The term “immediately” means “within three business days” regarding the depositing of escrow funds in Florida. A broker must deposit escrow funds into an insured escrow or trust account at a bank, savings and loan association, trust company, credit union or title company. Per Florida Administrative Codes, at least one broker must sign off on an escrow account.
Property or money held in escrow means that a third party is overseeing the holding of the funds or property on behalf of transacting parties, which, in real estate, are typically the buyer and seller. If a brokerage is maintaining an escrow account, the agency must produce a monthly reconciliation statement. Even if a certified public accountant prepares the statement, the brokerage is ultimately responsible for the funds in the escrow account.
When escrow conflicts arise, sparking real estate disputes
If a demand is made for funds or property held in escrow, the broker in question must notify the Florida Real Estate Commission. A brokerage typically has 15 days to do so.

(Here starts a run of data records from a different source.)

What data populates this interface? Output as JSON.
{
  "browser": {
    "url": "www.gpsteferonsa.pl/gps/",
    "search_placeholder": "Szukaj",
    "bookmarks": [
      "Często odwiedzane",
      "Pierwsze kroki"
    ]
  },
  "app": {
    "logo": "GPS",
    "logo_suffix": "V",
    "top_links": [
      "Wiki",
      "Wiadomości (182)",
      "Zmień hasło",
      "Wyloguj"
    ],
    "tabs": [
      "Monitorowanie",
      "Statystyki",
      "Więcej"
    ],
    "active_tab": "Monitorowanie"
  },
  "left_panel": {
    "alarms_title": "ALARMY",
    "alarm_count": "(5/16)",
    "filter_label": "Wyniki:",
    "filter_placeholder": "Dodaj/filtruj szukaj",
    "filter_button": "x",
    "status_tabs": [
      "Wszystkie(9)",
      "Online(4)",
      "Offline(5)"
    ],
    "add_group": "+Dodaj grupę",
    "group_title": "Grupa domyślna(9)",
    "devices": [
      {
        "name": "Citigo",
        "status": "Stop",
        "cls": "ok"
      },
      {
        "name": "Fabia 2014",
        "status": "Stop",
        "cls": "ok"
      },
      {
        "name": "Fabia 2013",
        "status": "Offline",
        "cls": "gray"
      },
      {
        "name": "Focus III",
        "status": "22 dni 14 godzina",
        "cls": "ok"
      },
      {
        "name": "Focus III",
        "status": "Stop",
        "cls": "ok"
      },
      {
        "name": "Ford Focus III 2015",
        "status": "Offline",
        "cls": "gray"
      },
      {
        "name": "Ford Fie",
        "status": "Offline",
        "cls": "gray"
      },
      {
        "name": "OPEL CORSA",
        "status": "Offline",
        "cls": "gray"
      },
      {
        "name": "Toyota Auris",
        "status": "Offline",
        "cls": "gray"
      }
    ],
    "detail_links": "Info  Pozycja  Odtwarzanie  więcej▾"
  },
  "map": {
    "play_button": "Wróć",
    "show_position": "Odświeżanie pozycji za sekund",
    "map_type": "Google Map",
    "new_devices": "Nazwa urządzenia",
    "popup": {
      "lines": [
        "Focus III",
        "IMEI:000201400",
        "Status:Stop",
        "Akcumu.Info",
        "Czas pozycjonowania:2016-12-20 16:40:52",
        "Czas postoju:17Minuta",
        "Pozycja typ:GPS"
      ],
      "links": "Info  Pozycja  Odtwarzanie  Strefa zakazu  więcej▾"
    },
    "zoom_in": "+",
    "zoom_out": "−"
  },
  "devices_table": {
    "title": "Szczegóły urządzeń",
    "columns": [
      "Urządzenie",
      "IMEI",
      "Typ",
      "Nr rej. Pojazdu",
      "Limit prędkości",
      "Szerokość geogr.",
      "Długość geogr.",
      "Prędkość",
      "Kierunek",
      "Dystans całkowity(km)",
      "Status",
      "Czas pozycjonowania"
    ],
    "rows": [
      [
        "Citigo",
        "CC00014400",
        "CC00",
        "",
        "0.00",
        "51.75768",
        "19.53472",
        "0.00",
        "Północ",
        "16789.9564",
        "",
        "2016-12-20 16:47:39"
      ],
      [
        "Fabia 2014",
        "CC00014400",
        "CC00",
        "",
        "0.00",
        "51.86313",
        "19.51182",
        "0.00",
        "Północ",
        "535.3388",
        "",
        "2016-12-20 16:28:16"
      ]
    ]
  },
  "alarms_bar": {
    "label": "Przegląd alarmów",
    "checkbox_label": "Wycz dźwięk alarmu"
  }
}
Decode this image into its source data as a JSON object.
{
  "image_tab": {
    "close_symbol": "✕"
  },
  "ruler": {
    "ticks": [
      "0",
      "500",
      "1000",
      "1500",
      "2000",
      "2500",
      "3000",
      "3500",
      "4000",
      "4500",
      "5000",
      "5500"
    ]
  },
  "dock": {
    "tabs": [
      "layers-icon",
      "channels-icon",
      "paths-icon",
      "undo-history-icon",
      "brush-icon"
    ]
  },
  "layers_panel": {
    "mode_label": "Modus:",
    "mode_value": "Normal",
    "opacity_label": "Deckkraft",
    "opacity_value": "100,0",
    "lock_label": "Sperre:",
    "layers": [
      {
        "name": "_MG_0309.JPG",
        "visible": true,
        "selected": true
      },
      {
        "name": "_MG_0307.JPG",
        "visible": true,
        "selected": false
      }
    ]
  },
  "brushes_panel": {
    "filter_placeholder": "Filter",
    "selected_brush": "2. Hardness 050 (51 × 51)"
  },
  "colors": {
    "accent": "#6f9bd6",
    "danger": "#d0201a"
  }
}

If transacting parties do not submit matching written instructions for the release of the deposit, legal steps may be taken.
If an escrow dispute exceeds $50,000 in property or funds, the deposit will be transferred to the local clerk of courts. An ongoing dispute does not prohibit a seller from advertising or selling the house or land for sale. Escrow disputes are often complex, which is why it is wise to seek assistance from a real estate attorney when a dispute arises.